Aiming for Tory unity
He will continue the Johnson policy of isolation from Europe — even as opinion polls show a clear majority of Britons who think the 2016 decision was wrong. Businesses, scientists, scholars and musicians protested openly that being cut off from Europe is very damaging.
Sunak’s priority is Tory party unity, not a wider national interest. As “Sunak economics” bites he may get cheers from Goldman Sachs and hedge funds, but voters frightened of cost-of-living hikes, a tripling of house or apartment loan repayments and 2-year waits for operations including cancer treatment may soon fall out of love with the prime minister.
The Tory Party watcher and political analyst James Blagden writes in The Times that “The top traits that voters associate with the Conservative Party are untrustworthiness, dishonesty and self-interest.”
Less than trustworthy
Sunak’s politics have been less than honest or trustworthy. He stabbed Boris Johnson in the back by resigning as Chancellor in the summer, thus forcing Johnson to stand down.
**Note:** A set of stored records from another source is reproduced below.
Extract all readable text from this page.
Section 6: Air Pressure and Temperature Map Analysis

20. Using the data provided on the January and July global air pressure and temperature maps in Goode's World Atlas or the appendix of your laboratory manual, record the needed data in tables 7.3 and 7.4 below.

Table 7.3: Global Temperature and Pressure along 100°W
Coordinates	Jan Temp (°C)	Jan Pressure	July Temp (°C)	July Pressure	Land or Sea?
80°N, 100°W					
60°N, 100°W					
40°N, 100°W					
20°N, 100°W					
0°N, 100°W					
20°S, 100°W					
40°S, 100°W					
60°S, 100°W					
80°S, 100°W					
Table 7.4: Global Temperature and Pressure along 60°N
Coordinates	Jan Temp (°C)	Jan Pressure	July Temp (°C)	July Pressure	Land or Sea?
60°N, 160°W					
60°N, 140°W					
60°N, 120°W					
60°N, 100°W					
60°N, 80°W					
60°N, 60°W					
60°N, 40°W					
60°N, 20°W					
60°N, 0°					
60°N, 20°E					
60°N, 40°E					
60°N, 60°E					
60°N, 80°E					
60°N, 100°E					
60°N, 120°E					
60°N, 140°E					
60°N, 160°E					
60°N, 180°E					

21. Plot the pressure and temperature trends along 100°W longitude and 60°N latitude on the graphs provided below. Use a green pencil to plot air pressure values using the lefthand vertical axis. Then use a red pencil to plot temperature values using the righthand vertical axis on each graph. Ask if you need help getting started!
At the same time, Sunak was preparing his own campaign material to run in Johnson’s place.
Tory Party members rejected him as prime minister in preference for Liz Truss. Now the party membership had been denied a vote on Sunak a second time. That does not bode well for the unity of the Tory Party under Sunak’s banker leadership.
The curse of Brexit which has swallowed up four prime ministers in six years – David Cameron, Theresa May, Boris Johnson and Liz Truss – has not been lifted. Brexit’s fifth prime minister victim will be Rishi Sunak.